TNA No Surrender took place at the arena on September 12, 2013,

The 2016 Men's U.S. Olympic Trials and P&G Gymnastics Championships were held at Chaifetz Arena June 23–26, 2016. The 2018 SEC Gymnastics championships were held at the arena.

WWE held its first show there on July 21, 2018.

League of Legends North American LCS spring finals was held on April 13, 2019, at the Chaifetz Arena.

Professional wrestling promotion All Elite Wrestling held an episode of their weekly television show AEW Rampage at the arena on November 5, 2021. On January 20, 2024, AEW held an episode of their weekly television show AEW Collision. On April 21, 2024, All Elite Wrestling held Dynasty at the arena. On October 18, 2025, AEW returned to the arena for their PPV event WrestleDream.

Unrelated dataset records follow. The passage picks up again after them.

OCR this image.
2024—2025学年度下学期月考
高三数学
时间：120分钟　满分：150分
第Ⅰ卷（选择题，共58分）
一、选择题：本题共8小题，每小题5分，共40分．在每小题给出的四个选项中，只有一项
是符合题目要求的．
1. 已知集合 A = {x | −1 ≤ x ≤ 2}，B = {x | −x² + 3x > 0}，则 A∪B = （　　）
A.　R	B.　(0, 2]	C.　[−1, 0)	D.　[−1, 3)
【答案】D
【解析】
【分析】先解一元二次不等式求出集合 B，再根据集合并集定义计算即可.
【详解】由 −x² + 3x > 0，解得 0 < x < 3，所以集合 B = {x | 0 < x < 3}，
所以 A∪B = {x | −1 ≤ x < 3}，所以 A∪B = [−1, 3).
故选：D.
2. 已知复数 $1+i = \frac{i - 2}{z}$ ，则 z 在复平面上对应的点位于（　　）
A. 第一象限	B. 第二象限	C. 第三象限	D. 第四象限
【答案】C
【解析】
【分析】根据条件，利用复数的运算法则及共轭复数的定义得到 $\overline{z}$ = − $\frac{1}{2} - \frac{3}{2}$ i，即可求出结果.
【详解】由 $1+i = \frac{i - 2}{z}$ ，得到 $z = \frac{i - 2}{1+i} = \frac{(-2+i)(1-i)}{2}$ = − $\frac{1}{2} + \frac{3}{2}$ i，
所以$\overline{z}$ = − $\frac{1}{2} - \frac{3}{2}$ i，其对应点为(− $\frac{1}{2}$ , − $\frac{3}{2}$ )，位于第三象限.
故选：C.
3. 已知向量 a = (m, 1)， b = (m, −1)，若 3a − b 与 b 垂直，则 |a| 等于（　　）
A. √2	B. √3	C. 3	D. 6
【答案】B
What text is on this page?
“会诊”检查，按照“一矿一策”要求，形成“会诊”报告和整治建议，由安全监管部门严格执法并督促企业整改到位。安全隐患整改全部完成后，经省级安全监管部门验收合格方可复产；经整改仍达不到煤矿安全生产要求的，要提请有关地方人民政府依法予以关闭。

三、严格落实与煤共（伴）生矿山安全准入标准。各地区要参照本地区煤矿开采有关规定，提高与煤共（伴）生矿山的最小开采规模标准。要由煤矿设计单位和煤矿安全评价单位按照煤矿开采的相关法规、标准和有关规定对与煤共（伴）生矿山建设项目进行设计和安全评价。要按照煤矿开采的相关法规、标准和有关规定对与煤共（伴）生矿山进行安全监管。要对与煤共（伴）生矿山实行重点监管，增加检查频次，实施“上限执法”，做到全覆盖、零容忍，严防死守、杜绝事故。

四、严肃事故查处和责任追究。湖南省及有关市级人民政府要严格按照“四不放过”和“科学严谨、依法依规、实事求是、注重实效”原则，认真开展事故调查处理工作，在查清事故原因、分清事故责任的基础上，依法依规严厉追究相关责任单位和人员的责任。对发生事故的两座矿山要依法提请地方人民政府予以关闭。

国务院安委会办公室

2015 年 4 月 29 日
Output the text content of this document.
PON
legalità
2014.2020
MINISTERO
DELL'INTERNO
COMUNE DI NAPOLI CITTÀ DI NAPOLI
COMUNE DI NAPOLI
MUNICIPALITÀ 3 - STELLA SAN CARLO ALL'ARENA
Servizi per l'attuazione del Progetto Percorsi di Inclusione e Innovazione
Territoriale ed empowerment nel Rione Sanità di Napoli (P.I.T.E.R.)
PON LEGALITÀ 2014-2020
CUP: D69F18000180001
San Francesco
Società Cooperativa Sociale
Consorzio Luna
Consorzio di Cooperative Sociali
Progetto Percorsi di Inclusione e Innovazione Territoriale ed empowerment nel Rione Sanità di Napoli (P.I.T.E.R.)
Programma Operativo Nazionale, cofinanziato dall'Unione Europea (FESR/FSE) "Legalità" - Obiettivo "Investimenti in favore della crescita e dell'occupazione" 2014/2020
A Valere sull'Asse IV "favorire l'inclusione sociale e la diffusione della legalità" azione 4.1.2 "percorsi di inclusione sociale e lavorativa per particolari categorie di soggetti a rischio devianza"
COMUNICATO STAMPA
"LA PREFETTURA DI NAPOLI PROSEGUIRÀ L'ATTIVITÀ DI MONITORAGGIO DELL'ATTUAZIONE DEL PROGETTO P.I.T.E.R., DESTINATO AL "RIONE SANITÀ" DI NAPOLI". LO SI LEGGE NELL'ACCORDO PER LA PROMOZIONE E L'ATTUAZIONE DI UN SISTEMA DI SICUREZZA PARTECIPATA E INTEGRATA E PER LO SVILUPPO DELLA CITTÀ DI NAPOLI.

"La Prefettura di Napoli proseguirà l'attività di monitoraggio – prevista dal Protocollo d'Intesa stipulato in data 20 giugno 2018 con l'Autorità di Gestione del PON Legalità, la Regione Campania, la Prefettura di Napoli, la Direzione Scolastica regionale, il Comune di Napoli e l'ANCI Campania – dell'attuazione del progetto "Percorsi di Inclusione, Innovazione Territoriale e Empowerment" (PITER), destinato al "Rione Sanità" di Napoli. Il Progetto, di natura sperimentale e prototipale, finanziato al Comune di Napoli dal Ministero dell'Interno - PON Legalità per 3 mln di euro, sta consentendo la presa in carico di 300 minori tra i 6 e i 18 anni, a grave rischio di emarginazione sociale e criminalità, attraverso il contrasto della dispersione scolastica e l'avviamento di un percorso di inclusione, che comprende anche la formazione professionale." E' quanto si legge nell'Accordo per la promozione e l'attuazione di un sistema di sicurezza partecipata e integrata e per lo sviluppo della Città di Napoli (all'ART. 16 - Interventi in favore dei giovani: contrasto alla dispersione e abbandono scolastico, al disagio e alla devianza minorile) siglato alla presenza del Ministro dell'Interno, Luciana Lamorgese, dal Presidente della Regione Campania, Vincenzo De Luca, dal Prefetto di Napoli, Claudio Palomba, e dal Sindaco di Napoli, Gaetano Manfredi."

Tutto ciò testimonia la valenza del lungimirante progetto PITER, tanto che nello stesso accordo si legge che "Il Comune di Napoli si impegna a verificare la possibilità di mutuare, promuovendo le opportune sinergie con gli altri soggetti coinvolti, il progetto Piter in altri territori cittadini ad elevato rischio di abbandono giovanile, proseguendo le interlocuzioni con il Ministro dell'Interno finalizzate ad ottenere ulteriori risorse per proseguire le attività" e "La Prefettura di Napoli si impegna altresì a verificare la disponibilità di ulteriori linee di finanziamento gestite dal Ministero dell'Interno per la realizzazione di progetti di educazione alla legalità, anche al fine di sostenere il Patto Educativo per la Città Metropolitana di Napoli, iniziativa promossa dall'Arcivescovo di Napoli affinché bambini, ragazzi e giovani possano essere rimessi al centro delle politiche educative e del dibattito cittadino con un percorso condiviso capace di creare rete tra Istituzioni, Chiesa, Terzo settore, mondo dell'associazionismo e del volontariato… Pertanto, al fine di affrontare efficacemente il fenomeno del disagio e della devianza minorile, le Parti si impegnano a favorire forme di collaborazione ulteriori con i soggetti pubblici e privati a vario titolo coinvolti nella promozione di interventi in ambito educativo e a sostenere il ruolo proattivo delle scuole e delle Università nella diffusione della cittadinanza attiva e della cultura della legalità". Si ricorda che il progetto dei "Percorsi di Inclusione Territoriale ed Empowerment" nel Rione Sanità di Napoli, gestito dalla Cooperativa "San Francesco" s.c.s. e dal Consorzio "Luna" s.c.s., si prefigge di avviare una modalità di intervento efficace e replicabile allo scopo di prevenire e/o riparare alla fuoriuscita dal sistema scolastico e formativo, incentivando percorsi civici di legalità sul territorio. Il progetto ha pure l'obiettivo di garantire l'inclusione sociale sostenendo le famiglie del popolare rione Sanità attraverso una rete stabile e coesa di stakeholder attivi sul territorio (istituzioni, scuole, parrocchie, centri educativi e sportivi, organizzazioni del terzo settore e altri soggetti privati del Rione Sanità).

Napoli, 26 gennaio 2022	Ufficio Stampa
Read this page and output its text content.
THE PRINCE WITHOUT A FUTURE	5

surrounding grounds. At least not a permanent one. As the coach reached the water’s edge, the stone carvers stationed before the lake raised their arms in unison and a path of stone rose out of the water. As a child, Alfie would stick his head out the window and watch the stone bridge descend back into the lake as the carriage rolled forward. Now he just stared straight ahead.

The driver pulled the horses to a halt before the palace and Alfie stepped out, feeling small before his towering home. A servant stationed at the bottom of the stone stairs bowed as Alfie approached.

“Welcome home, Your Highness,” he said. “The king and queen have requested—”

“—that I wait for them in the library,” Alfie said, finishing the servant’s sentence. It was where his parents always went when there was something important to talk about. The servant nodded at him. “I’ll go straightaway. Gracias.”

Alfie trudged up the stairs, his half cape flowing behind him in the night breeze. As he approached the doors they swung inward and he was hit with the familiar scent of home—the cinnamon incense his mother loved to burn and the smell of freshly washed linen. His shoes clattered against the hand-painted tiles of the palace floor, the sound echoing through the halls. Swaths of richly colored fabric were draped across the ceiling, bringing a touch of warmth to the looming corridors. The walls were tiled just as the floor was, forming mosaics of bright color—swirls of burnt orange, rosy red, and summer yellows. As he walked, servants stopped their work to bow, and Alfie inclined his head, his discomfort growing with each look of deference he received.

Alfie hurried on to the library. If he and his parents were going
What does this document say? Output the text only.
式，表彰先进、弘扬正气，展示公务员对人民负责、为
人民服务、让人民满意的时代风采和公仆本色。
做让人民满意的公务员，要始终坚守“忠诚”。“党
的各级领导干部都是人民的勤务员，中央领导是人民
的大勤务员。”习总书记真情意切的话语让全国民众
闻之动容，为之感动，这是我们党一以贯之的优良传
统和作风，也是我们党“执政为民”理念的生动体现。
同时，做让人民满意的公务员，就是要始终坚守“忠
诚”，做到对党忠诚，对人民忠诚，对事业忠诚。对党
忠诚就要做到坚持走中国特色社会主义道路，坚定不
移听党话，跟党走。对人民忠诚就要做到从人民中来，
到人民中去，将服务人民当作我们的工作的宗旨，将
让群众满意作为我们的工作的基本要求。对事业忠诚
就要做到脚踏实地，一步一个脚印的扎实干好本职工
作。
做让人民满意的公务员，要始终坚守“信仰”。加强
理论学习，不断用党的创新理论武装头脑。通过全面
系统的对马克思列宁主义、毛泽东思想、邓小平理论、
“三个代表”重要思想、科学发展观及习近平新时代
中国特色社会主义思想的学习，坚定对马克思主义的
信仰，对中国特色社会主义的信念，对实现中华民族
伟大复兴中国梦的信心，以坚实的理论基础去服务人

Tim McGraw performed a benefit concert at Chaifetz Arena on April 29, 2023. Proceeds from the show went to benefit Cardinal Glennon Children's Hospital in St. Louis. The show was sold out. The Zac Brown Band performed on April 6, 2024 for Cardinal Glennon.

On June 13, 2026, Real American Freestyle will present RAF 10 at the venue, an event that will be broadcast live on Fox Nation.